How to run a script when a Resource Group fails over to the passive node of a Windows Server 2003 based MSCS Cluster

Having recently scripted the Cluster WMI Namespace (for fun) and blogged about it with my Cluster WMI Notifications post, I saw an opportunity to put that experience into practice here. We had a 2 node Active-Passive MSCS Cluster and the requirement was to run a custom script that did some work when a Resource Group failed over to the passive node. My plan was to kick off the custom script when we received a notification that the Resource Group had come online on the passive node.

A quick assessment of the proposed solution exposed its main flaw – that is – the script would be external to the cluster and would need to be managed separately. Any number of things could go wrong and prevent the custom script from running, which is a big no-no in a production environment.

So while I did learn a lot from testing WMI Notifications for the Cluster Namespace, it wasn’t suited to this scenario.

On then, to the next out of the box idea. Or not so out of the box. Remember a resource type called “Generic Script”? Sounds exactly like what is required here.

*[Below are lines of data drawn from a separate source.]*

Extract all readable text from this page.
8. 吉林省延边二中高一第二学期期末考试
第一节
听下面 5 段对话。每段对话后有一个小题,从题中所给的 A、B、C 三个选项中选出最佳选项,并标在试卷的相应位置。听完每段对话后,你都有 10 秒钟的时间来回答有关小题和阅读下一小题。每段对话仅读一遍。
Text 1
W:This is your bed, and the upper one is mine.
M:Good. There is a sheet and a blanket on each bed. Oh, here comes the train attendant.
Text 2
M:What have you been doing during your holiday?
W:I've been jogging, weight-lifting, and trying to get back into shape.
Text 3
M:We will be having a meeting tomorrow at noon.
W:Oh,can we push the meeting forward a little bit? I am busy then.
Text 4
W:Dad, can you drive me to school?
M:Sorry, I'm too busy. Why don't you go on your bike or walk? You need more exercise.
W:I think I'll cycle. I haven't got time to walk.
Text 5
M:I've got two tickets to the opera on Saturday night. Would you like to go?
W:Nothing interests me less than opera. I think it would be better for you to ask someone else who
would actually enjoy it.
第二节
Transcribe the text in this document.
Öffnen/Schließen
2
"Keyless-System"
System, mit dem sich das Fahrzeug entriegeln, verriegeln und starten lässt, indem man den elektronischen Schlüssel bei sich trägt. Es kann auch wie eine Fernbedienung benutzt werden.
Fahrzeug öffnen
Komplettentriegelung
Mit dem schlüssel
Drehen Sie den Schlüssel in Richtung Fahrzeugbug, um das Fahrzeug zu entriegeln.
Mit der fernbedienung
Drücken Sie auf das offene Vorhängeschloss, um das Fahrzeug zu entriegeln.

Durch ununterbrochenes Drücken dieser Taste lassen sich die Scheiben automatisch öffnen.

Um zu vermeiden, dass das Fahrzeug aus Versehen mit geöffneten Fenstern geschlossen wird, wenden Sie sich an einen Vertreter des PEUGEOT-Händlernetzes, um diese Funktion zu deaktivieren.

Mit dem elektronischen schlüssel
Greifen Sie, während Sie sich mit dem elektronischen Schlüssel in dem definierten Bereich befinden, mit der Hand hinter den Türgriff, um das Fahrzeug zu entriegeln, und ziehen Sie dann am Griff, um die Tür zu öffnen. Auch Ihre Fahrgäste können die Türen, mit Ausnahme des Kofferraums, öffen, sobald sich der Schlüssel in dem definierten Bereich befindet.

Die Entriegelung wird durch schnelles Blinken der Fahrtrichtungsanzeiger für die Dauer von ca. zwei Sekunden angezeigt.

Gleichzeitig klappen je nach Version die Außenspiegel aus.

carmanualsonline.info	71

However, you can’t just write a script, create a “Generic Script” resource and point it to the script. If you try – as I did, while doing my research, you’ll find that the entire Cluster Administrator hangs just as you hit the Finish button on the “New Resource” wizard. This is because – as you’ll soon find out – the “Generic Script” resource DLL is looking for the Open entry point.

Scouring the internet got me this MSDN link:

Using the Generic Script Resource Type
https://msdn.microsoft.com/en-us/library/aa373089(v=VS.85).aspx

Any script that is to be configured as a “Generic Script” resource will need to contain functions named Open, Online, LooksAlive, IsAlive, Offline, Close and Terminate. These are the functions that the Cluster Resource Monitor will call to perform the relevant operations. In this way, it is different from a typical script in the same way an executable is different from a DLL. They both contain runnable code, but one can run by itself, whereas the other can’t.

For our purpose, we’ve got to call a custom script when the resource comes online on the passive node – which happens when the active node fails. This means that you put the custom script code directly into the Online function or call the custom script from a line of script in the Online function. Once the “Generic Script” resource comes online, it says online even after the script has run. This is good because you wouldn’t want the resource to go offline after it has finished its work. If it did, it would raise all kinds of  alarms in monitoring software, such as “Resource Group ABC is partially offline” and so on.

Another interesting discovery for me on this case was the Resource object and its LogInformation method. You can use this to log entries to the Cluster log, from the script, so you can see which entry points are called and when. This will give you an even clearer idea of where to place your custom script, if you need to call it more often (to check for any relevant condition).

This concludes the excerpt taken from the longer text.